Un giorno, mentre ero nella boscaglia a raccogliere materiali da costruzione, sono stato inseguito da quattro uomini e sono dovuto scappare, lasciando tutto quello che avevo raccolto.
Gli altri rifugiati mi hanno detto che il mercato locale imponeva loro prezzi più alti e che la legna da ardere e i materiali da costruzione dovevano essere acquistati a caro prezzo, in denaro o in cambio di manodopera.
La comunità dei rifugiati ha dovuto escogitare dei modi per adattarsi a questa nuova realtà. Ho chiesto ad Amito Rose, la mia vicina di casa nell’insediamento, come se la cava. Mi ha risposto: “Ho costruito una stufa di fango che usa meno carbone. Anche se la carbonella è costosa, la trovo più facile rispetto al dover percorrere lunghe distanze per procurarsi la legna da ardere”.
Il cambiamento climatico sta sconvolgendo i modelli meteorologici in Uganda, causando aumenti di temperatura e precipitazioni irregolari che si traducono nella perdita di raccolti e bestiame e nell’aumento della povertà tra i rifugiati e le comunità che li ospitano. Ciò sta aggravando diverse altre sfide, come la criminalità, l’abbandono scolastico dei bambini e l’aumento dei tassi di violenza di genere.
Nel Sud Sudan, anche i miei parenti che sono tornati a casa vedono peggiorare le loro condizioni di vita. Sebbene ciò sia dovuto a molteplici fattori, tra cui l’impatto della pandemia di COVID-19, le sfide economiche e la violenza diffusa a livello locale, anche le condizioni meteorologiche estreme stanno giocando un ruolo importante. Nel 2021, le inondazioni hanno costretto centinaia di migliaia di allevatori di bestiame a fuggire dalla regione nord-orientale del Paese. Hanno poi costretto alla fuga gli abitanti dello Stato di Equatoria orientale, dove i miei familiari vivevano e coltivavano. Ciò ha provocato un intenso conflitto e la morte di tre dei miei parenti.
Molte persone stanno ora fuggendo a causa della siccità e delle inondazioni in diverse parti del Paese. Alcuni dei miei parenti che erano tornati a casa in Sud Sudan stanno tornando in Uganda perché non possono più coltivare i loro campi.
Sono fortemente motivato dalla realtà climatica del Sud Sudan e dell’Uganda. È per questo che trovo così vitale impegnarmi nell’attivismo climatico per invertire la catastrofe in entrambi i luoghi. So che il mio intervento conterà.

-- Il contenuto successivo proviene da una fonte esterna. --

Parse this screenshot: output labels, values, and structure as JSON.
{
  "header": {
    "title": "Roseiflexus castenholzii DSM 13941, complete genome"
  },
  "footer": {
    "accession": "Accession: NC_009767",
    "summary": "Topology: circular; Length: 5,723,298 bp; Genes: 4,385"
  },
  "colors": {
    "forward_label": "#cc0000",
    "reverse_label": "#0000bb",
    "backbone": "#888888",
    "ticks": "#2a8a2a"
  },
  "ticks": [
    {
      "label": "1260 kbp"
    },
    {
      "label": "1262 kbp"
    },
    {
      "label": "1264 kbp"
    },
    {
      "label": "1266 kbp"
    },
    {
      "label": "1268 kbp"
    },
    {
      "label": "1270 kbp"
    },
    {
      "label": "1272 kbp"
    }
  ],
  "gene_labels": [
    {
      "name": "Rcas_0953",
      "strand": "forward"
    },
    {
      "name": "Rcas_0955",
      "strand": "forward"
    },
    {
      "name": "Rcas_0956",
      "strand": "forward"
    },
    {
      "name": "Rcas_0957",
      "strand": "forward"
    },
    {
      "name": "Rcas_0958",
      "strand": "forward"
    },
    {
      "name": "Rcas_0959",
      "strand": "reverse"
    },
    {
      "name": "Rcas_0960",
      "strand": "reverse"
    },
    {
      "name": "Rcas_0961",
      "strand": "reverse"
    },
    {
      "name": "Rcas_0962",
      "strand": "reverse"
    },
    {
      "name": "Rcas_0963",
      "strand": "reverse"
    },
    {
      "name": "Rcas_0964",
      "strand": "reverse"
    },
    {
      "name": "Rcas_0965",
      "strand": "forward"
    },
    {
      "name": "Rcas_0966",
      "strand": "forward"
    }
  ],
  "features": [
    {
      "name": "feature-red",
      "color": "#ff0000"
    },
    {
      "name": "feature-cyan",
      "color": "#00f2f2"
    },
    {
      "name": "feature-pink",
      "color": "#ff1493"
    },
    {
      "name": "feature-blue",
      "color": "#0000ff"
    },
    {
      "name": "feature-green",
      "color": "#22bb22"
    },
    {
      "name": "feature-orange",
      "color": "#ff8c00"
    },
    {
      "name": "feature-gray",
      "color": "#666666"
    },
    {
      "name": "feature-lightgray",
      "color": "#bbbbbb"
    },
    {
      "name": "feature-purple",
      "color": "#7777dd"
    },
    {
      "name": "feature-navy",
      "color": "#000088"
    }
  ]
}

Nel 2021 ho fondato un’organizzazione, The Leads, per rispondere ai bisogni urgenti della nostra comunità. Oltre a sostenere i bambini e i giovani rifugiati a rimanere a scuola, stiamo insegnando loro come svolgere un ruolo nella protezione dell’ambiente, formando la comunità su come realizzare stufe di fango migliori che utilizzano meno carbone e promuovendo la piantumazione di alberi. Ora tutti sono consapevoli dei benefici degli alberi.
Per promuovere la coesistenza pacifica tra le comunità di rifugiati e quelle ospitanti, ho prodotto un video che coinvolge personaggi di entrambi i gruppi. La proiezione del video in entrambe le comunità ha stimolato discussioni sugli interventi per una maggiore cooperazione e condivisione delle risorse.
Gli ambientalisti ci hanno insegnato da tempo come coesistere in modo sostenibile con la natura senza interrompere le nostre catene alimentari. Il cambiamento climatico è causato dall’attività umana, ma non dovrebbe essere una questione politica: sono in gioco vite umane. Noi rifugiati lottiamo ogni giorno per sopravvivere.
Mentre la comunità internazionale, i governi, le ONG, i donatori e gli attori umanitari si riuniscono alla COP27, li invito a sostenere le misure di adattamento e mitigazione del clima e ad aiutare rifugiati e sfollati e le comunità che li ospitano a combattere la crisi climatica e ripristinare l’ambiente.
Il passo avanti per invertire la crisi climatica deve iniziare ora!